In all this, there is one big glaring party missing: the customer. With all the focus on the technology, there is very little attention to the customer and the ways in which this technology is expected to add value to customers. Of course, there are a couple of dreamed up use cases, but these have never really been confirmed with customers. And as everyone keeps telling each other about these fabulous use cases that customers are just going to love, the use cases start to lead a life of their own and everyone in the company just knows that these use cases are the ones that are going to allow the company to disrupt the market.
Then, when the first early deployments with customers are getting ready to be put in operation, we notice the next stage: customers are not interested, the solution does not provide the promised benefits or the technology solves a non-existent problem. Initially, the lack of maturity of the solution is blamed and the company doubles down on its investments as the technology is viewed as strategic and critical for its future success. As the solution matures and the market adoption still is lackluster and fails to deliver on the inflated expectations, the belief in the technology in the organization starts to wane and the technology falls into the “trough of disillusionment”. The good news, however, is that by that time there will be some other cool, exciting technology on the horizon and the attention of everyone in the organization shifts to the next promising, cool thing. And before you know it, similar to a dog chasing shiny bumpers and getting distracted every time a new car with a shiny bumper appears, the organization runs off after the next thing.
The key lesson is that technology adoption is not about technology. Adopting a new technology is about innovation. It’s about finding the use cases where the new technology adds real, tangible value for customers. It’s about trying out dozens of different use cases and accepting that in the end, the majority of these will fail to deliver on the promise. And it’s about realizing that even though customers say they love the innovation and can’t wait to use it and promise to pay you good money for it, it’s about what customers do that really matters. The gap between espoused theory and theory in use is large and this is even more true when it comes to adopting new, exciting technologies.

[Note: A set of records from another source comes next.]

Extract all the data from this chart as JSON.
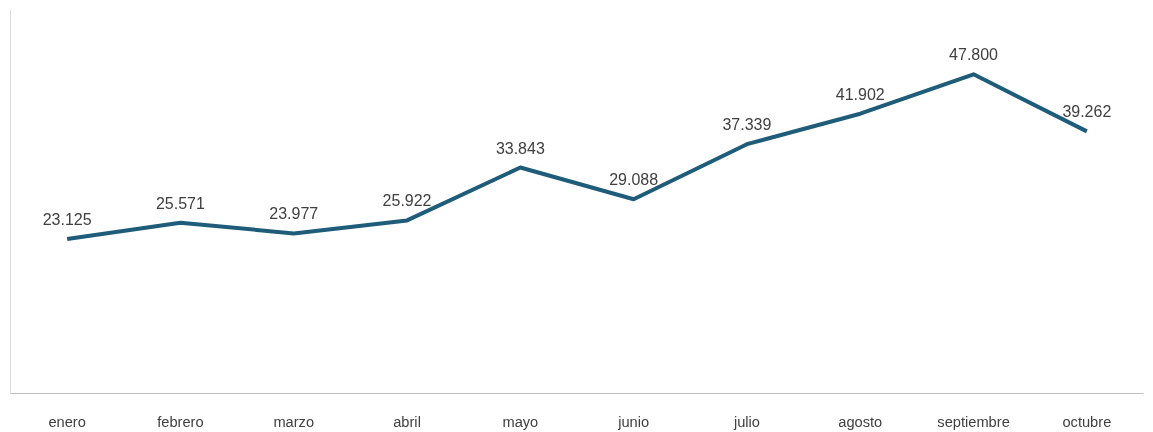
{
  "chart_data": {
    "type": "line",
    "categories": [
      "enero",
      "febrero",
      "marzo",
      "abril",
      "mayo",
      "junio",
      "julio",
      "agosto",
      "septiembre",
      "octubre"
    ],
    "series": [
      {
        "color": "#1f5c7a",
        "values": [
          23125,
          25571,
          23977,
          25922,
          33843,
          29088,
          37339,
          41902,
          47800,
          39262
        ],
        "value_labels": [
          "23.125",
          "25.571",
          "23.977",
          "25.922",
          "33.843",
          "29.088",
          "37.339",
          "41.902",
          "47.800",
          "39.262"
        ]
      }
    ],
    "grid": false,
    "marker": "none",
    "line_style": "solid"
  }
}
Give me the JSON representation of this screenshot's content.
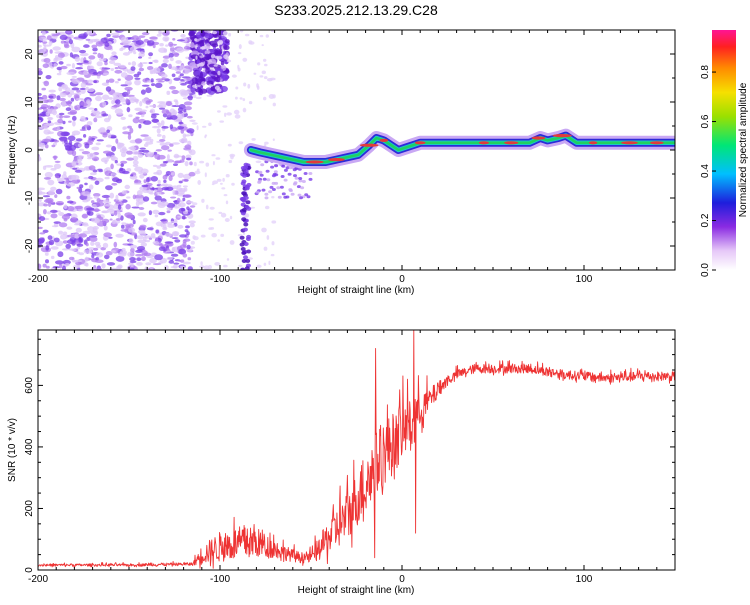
{
  "title": "S233.2025.212.13.29.C28",
  "colors": {
    "snr_line": "#ee3333",
    "speckle": "#7a3ee8",
    "ridge_outer": "#2b2bd8",
    "ridge_mid": "#18c8c8",
    "ridge_core": "#e23a3a"
  },
  "chart_data": [
    {
      "type": "heatmap",
      "xlabel": "Height of straight line (km)",
      "ylabel": "Frequency (Hz)",
      "xlim": [
        -200,
        150
      ],
      "ylim": [
        -25,
        25
      ],
      "x_ticks": [
        -200,
        -100,
        0,
        100
      ],
      "x_tick_labels": [
        "-200",
        "-100",
        "0",
        "100"
      ],
      "y_ticks": [
        -20,
        -10,
        0,
        10,
        20
      ],
      "y_tick_labels": [
        "-20",
        "-10",
        "0",
        "10",
        "20"
      ],
      "grid": false,
      "colorbar": {
        "label": "Normalized spectral amplitude",
        "range": [
          0,
          0.97
        ],
        "ticks": [
          0,
          0.2,
          0.4,
          0.6,
          0.8
        ],
        "tick_labels": [
          "0.0",
          "0.2",
          "0.4",
          "0.6",
          "0.8"
        ]
      },
      "ridge": {
        "x": [
          -83,
          -78,
          -72,
          -66,
          -60,
          -54,
          -48,
          -42,
          -36,
          -30,
          -24,
          -18,
          -14,
          -10,
          -6,
          -2,
          2,
          6,
          10,
          20,
          30,
          40,
          50,
          60,
          70,
          76,
          80,
          86,
          90,
          96,
          110,
          125,
          140,
          150
        ],
        "freq": [
          0,
          -0.5,
          -1,
          -1.5,
          -2,
          -2.5,
          -2.5,
          -2.5,
          -2,
          -1.5,
          -1,
          1,
          2.5,
          2,
          1,
          0,
          0.5,
          1,
          1.5,
          1.5,
          1.5,
          1.5,
          1.5,
          1.5,
          1.5,
          2.5,
          2,
          2.5,
          3,
          1.5,
          1.5,
          1.5,
          1.5,
          1.5
        ]
      }
    },
    {
      "type": "line",
      "xlabel": "Height of straight line (km)",
      "ylabel": "SNR (10 * v/v)",
      "xlim": [
        -200,
        150
      ],
      "ylim": [
        0,
        780
      ],
      "x_ticks": [
        -200,
        -100,
        0,
        100
      ],
      "x_tick_labels": [
        "-200",
        "-100",
        "0",
        "100"
      ],
      "y_ticks": [
        0,
        200,
        400,
        600
      ],
      "y_tick_labels": [
        "0",
        "200",
        "400",
        "600"
      ],
      "grid": false,
      "series": [
        {
          "color": "#ee3333",
          "envelope": {
            "x": [
              -200,
              -150,
              -115,
              -110,
              -100,
              -90,
              -80,
              -75,
              -70,
              -65,
              -60,
              -55,
              -50,
              -45,
              -40,
              -35,
              -30,
              -25,
              -20,
              -15,
              -10,
              -5,
              0,
              5,
              10,
              15,
              20,
              25,
              30,
              35,
              40,
              50,
              60,
              70,
              80,
              90,
              100,
              110,
              120,
              130,
              140,
              150
            ],
            "base": [
              15,
              15,
              18,
              40,
              60,
              70,
              75,
              65,
              60,
              50,
              40,
              35,
              35,
              60,
              90,
              120,
              150,
              200,
              250,
              300,
              350,
              380,
              420,
              450,
              500,
              540,
              580,
              610,
              630,
              640,
              650,
              650,
              650,
              650,
              640,
              630,
              625,
              620,
              620,
              625,
              625,
              625
            ],
            "amp": [
              8,
              8,
              10,
              60,
              100,
              110,
              100,
              80,
              60,
              50,
              40,
              35,
              40,
              80,
              120,
              140,
              160,
              180,
              200,
              220,
              220,
              200,
              180,
              160,
              120,
              80,
              50,
              35,
              30,
              30,
              30,
              30,
              30,
              30,
              30,
              30,
              30,
              30,
              30,
              30,
              30,
              30
            ]
          },
          "spikes": [
            {
              "x": -14.5,
              "y": 720
            },
            {
              "x": 6.5,
              "y": 780
            },
            {
              "x": 3,
              "y": 620
            },
            {
              "x": 7.5,
              "y": 120
            },
            {
              "x": -15,
              "y": 40
            },
            {
              "x": -3,
              "y": 480
            }
          ]
        }
      ]
    }
  ]
}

The problem is that in many of the technology driven organizations that I work with, everyone has an engineering background and to a large extent believes in the mantra of “build it and they will come”. Consequently, the adoption and evolution of new technologies is viewed and treated as an engineering problem rather than an innovation and business development problem. Companies invest millions upon millions to build infrastructure, architectures and competencies without a single truly validated use case. We build fantastically strong foundations for businesses that may never realize.
Instead, we have to accept that it’s not about technology. It’s about the benefits we can offer to customers through the use of these new technologies. And it’s our customers that are the judges of what is beneficial to them. So, instead of building the foundations, we should build dozens of use cases with the ricketiest, scrappiest, duct tape and bailing wire technology solutions below them. Then we verify whether customers actually do with our solutions what they said they would do. And only in the minority of cases where this turns out to be the case do we strengthen, productify and scale the technology basis below.
Concluding, adopting new technologies is not about technology, infrastructure, architectures or competencies. Every technology oriented company that I know and work with is able to solve the most complex and exciting technology problems. It is the innovation processes that are the weak spot: going out with a rickety prototype to a customer to verify that it indeed solves a real problem is something that technology companies find incredibly difficult. However, if a solution solves a real problem, customers will use it no matter how scrappy it is. And if it doesn’t solve a real problem, customers will not use it no matter how glossy and shiny the solution. So, accept that it’s not technology that is holding us back; it’s the lack of an experimentation and innovation culture that is the real problem.